Powerful branching and merging

  • Branches are cheap and fast
  • Multiple features can be developed in parallel
  • Merging is robust and reliable

Independent repositories

  • Each repository contains:
  • Full project history
  • No dependency on a central server
  • Servers like GitHub are for collaboration, not requirements

Free and open-source

  • Git is released under GPL v2
  • Free to use and modify

Git Repository, Objects and How Git Tracks Changes

What is a Git repository

A Git repository is a database that stores everything about a project.

It contains:

  • All files (current and past versions)
  • Complete change history
  • Information about authors and commits
  • Branches, tags, and metadata

What is inside .git/config

Each repository has its own configuration, such as Username User email and Repository settings.

Important:

  • These settings are local
  • When you clone a repository, your own name and email are used, not the original author’s

Two important parts inside a repository

  1. Object Store (Permanent storage)
  • Stores everything permanently
  • Contains project history and data
  1. Index (Staging area)
  • Temporary and changes often
  • Represents what will go into the next commit
  • Updated when you run git add

Think of it as:

  • Object store → Database
  • Index → Shopping cart

Git objects (the core building blocks)

Git stores 4 main object types:

Blob (file content)

  • Stores file content only
  • No filename
  • No directory info Same content = same blob, even if filenames differ

Tree (folder structure)

  • Stores:
    • Filenames
    • Folder structure
    • Permissions
  • Points to blobs and other trees Trees connect filenames to file contents

Commit (snapshot)

A commit:

  • Points to a tree
  • Records author, date, message
  • Links to previous commit(s) Each commit is a complete snapshot of the project

Tag (friendly name)

Gives a readable name to a commit. Example: v1.0, release-2025

What is the index (staging area)?

The index is Git’s “prepare area” before committing.

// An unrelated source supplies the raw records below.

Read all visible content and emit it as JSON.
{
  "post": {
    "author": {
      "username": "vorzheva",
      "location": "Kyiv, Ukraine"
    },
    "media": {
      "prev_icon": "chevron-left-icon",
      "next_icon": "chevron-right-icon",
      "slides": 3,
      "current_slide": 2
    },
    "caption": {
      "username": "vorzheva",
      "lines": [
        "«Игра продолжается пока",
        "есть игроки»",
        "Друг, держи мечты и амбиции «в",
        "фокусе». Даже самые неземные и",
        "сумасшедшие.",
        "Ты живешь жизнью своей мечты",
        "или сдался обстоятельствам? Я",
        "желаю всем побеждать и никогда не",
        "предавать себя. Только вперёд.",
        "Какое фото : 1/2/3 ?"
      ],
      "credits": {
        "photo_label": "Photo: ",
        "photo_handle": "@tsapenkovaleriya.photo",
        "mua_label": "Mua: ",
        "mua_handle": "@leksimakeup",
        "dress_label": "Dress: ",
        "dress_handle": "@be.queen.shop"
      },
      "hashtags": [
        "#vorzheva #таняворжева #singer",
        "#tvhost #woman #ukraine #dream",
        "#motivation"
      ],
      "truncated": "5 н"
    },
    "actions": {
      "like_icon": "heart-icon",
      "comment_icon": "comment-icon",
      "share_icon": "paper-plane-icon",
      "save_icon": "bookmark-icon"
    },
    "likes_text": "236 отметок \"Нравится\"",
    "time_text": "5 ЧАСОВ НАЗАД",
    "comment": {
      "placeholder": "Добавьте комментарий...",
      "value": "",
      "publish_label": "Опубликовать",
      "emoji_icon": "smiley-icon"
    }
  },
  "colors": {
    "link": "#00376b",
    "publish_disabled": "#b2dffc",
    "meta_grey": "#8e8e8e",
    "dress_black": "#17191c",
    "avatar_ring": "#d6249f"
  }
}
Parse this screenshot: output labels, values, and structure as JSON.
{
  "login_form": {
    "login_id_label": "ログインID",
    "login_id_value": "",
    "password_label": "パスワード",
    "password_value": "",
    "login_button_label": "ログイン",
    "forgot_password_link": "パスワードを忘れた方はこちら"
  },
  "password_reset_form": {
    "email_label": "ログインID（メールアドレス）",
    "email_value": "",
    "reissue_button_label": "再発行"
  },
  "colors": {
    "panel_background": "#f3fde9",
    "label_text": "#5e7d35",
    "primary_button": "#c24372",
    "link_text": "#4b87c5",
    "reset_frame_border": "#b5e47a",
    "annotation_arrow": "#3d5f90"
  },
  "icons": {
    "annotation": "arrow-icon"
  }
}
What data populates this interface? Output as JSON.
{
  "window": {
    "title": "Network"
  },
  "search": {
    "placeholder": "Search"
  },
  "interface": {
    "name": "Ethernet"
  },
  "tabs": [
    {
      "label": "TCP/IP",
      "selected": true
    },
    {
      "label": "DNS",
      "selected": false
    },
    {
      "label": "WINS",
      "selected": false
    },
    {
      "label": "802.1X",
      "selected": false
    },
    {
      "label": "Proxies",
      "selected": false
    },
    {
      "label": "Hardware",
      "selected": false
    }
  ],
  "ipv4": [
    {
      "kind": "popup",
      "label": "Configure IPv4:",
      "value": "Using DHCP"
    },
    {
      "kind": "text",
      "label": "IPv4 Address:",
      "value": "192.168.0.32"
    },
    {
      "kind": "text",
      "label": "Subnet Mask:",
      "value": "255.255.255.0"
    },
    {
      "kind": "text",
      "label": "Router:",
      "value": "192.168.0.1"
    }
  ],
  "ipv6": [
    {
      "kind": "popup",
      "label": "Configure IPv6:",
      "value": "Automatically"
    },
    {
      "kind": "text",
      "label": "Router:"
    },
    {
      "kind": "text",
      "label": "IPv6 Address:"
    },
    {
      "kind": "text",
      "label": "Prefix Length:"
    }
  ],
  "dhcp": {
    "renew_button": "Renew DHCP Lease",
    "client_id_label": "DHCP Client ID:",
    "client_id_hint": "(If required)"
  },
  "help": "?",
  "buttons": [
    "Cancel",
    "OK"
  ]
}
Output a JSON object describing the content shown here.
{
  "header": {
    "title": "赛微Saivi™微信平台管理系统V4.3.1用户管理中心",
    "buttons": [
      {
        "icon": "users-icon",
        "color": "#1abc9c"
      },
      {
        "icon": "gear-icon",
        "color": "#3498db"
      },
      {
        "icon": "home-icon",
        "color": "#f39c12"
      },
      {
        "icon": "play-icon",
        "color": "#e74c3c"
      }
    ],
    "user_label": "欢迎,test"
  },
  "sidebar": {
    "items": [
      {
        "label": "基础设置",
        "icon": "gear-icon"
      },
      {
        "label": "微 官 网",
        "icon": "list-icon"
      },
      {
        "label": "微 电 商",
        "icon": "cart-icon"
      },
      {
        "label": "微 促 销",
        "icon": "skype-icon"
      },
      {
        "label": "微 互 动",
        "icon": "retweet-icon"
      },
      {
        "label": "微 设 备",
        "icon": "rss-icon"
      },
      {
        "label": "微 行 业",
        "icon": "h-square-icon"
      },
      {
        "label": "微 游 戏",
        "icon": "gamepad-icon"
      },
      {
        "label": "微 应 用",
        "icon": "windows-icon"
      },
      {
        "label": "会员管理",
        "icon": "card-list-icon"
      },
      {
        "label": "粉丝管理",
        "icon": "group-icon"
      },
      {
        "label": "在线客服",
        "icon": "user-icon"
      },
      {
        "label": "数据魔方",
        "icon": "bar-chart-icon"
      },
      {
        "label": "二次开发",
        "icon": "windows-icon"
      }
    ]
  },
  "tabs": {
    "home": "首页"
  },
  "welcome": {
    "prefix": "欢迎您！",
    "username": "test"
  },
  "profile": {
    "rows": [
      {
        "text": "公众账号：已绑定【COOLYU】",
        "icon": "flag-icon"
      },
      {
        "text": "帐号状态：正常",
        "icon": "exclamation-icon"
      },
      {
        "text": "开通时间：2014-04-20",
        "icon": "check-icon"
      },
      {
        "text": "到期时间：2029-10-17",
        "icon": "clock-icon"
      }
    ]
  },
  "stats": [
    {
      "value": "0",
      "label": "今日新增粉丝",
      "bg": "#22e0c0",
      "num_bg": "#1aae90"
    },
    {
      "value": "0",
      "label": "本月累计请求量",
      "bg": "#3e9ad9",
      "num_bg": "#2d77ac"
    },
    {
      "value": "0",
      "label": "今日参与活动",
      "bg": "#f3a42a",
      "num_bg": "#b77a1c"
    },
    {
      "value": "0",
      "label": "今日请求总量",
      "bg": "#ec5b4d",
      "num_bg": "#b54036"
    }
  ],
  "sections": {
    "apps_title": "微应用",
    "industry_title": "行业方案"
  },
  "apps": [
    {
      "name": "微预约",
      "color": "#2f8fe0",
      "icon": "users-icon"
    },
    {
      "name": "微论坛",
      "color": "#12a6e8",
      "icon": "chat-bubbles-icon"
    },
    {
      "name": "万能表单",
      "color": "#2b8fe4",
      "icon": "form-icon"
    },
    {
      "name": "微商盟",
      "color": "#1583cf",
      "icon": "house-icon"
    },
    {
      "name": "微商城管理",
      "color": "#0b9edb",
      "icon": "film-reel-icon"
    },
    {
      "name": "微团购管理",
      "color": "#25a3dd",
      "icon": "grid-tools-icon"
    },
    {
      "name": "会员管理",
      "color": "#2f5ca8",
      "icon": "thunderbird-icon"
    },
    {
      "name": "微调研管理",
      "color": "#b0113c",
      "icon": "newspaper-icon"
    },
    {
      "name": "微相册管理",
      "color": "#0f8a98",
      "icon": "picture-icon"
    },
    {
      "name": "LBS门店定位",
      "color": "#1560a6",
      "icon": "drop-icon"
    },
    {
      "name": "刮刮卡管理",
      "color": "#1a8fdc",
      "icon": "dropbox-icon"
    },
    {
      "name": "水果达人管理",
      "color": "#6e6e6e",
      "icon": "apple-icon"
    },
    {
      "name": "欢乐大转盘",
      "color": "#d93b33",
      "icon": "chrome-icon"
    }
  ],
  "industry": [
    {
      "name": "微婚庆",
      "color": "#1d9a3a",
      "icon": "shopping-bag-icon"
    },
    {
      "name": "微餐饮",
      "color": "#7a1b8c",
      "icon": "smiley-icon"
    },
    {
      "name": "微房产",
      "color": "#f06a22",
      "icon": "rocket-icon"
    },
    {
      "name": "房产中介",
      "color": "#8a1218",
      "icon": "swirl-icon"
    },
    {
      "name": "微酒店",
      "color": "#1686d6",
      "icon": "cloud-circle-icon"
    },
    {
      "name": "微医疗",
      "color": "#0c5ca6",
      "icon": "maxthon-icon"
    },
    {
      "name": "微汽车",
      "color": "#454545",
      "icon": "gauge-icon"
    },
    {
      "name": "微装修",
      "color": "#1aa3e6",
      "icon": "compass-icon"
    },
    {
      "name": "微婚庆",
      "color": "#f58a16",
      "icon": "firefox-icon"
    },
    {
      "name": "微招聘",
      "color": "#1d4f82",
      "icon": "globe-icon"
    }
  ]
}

  • Changes appear in the index after git add
  • Nothing is permanent until git commit
  • Git uses the index heavily during merges

Git tracks content, NOT files

What this means

  • Git tracks file content
  • Filenames are just metadata

Example:

  • Two files with different names but same content
  • Git stores one blob, not two copies

Why this is powerful

  • Renaming files is easy
  • Moving files is easy
  • Comparing versions is fast
  • Saves disk space Git compares hashes, not file text line by line.

Git approach

git add file1
git add file2
git add file3
git commit -s
  • All changes are saved together
  • Commit is atomic (all or nothing)
  • Rollback = revert one commit

Rolling back changes in Git

  • Just remove or revert the commit
  • No need to hunt for individual files

Commiting and Publishing

What is a commit?

A commit is saving your work locally in your own Git repository.

  • No internet needed
  • Only you can see it
  • Acts like a checkpoint

You can commit:

  • Often (small changes)
  • Rarely (big changes)

Think of a commit as:

“Saving your work on your laptop”

What is publishing?

Publishing means sharing your commits with others.

This can be done by:

  • git push (send your changes)
  • Letting others git pull
  • Sending patches

Once published:

  • Others can see your changes
  • History becomes harder to change
  • Your commits are now public

Think of publishing as:

“Uploading your work so others can use it”

Key difference
CommitPublish
LocalShared
OfflineRequires network
PrivatePublic
FlexibleMostly fixed

Upstream and Downstream

  • Upstream → Where changes come from
  • Downstream → Where changes go to

Common example

  • Main project repository → Upstream
  • Your cloned copy → Downstream

This is a concept, not a rule enforced by Git.

Important Git idea

Git has no server/client hierarchy.
All repositories are equals.

In Git:

  • Any repo you push to = upstream
  • Any repo based on yours = downstream

Real-world example

  • Linux kernel repo → upstream
  • Your company’s custom Linux repo → downstream
  • Your feature repo → downstream of your company repo

One repository can be:

  • Upstream to some repos
  • Downstream to others